– Ох, как мне хочется их прочитать, нет, я обязательно должна их прочесть! – воскликнула она.
– Я вам принесу, – пообещал он.
– Когда же?
– Как только напечатают.
– Стиль для меня ничего не значит, были бы они только написаны честно, – горячо сказала она. – Это честная литература?
– Надеюсь, да, – неуверенно проговорил он.
Все это время она так сжимала Джону руку, словно состязалась с ним в силе, и с каждым восклицанием стискивала еще крепче.

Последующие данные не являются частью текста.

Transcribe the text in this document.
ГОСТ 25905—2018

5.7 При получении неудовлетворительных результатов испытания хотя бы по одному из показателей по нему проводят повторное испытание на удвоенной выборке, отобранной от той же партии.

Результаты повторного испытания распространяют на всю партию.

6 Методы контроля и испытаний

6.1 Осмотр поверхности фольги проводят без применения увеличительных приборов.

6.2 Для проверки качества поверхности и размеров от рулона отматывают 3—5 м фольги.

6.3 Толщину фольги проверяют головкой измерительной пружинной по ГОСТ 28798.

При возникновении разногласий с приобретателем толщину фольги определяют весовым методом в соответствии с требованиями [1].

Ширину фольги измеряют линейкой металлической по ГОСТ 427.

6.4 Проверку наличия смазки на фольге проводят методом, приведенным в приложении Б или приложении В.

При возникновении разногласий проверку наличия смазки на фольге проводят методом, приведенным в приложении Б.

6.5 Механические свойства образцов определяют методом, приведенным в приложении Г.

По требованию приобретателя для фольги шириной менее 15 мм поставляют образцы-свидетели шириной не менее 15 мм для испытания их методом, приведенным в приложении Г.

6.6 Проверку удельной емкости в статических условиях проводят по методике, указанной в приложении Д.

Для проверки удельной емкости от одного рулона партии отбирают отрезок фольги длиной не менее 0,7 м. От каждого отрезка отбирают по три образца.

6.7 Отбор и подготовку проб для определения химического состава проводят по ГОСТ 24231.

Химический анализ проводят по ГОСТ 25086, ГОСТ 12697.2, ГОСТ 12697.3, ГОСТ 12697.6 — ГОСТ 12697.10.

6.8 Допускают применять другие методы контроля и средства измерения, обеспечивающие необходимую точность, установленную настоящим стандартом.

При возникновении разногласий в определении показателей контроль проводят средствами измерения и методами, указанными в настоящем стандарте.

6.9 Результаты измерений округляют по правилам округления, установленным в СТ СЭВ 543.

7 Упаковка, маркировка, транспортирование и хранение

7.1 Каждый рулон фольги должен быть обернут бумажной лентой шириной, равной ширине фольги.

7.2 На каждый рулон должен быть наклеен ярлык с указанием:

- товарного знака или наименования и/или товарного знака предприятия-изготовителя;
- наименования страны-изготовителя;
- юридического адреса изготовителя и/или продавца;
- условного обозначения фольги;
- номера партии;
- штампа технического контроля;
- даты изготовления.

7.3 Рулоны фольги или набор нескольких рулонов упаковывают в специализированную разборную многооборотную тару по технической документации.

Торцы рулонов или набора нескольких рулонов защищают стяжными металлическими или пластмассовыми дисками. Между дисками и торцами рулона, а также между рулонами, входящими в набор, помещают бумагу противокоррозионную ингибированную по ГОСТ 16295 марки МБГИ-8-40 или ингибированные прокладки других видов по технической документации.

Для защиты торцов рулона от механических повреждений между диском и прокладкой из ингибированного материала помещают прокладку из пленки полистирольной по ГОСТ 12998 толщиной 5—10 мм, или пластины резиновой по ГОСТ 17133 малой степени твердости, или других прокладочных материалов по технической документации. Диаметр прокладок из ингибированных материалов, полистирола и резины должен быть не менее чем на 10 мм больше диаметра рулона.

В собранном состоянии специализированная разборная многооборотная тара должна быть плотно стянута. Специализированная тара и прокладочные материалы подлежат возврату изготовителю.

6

В Флоре не было ни умиротворяющей мягкости, ни женственной слабости, которые влекли его к девушкам. Просто невозможно представить ее себе безвольно-недвижной, молчаливо-податливой – а именно такой, мнилось ему, должна быть женщина в объятиях мужчины.
– А скажите мне вот что: как человеку найти себе место среди других? – спросила она в тот самый миг, когда перед глазами его возникла эта соблазнительная картина.
– Дело непростое, – сказал Джон.
– Очень, очень непростое! И мне оно явно не под силу.
– Почему же? – спросил Джон.
– Я ни перед чем не спасую, а перед этим – да. Потому что у меня все не как у людей: когда другие спокойны, я волнуюсь и бегаю, а когда другие волнуются, бегают, я совершенно спокойна, и так будет до конца дней, мне не выбраться из этой жуткой путаницы и неразберихи.
– Зря вы себя так настраиваете, – возразил он, без особой, впрочем, уверенности, и вновь подивился тому, до чего одинаково они мыслят.
Она вскинула на Джона глаза:
– А ведь и вам уготована та же участь. Счастья нам обоим не видать, зато в жизни нас ждет столько захватывающе-интересного! А если при этом удастся сохранить чистоту и цельность характера, можно будет считать, что жизнь наша не пропала даром.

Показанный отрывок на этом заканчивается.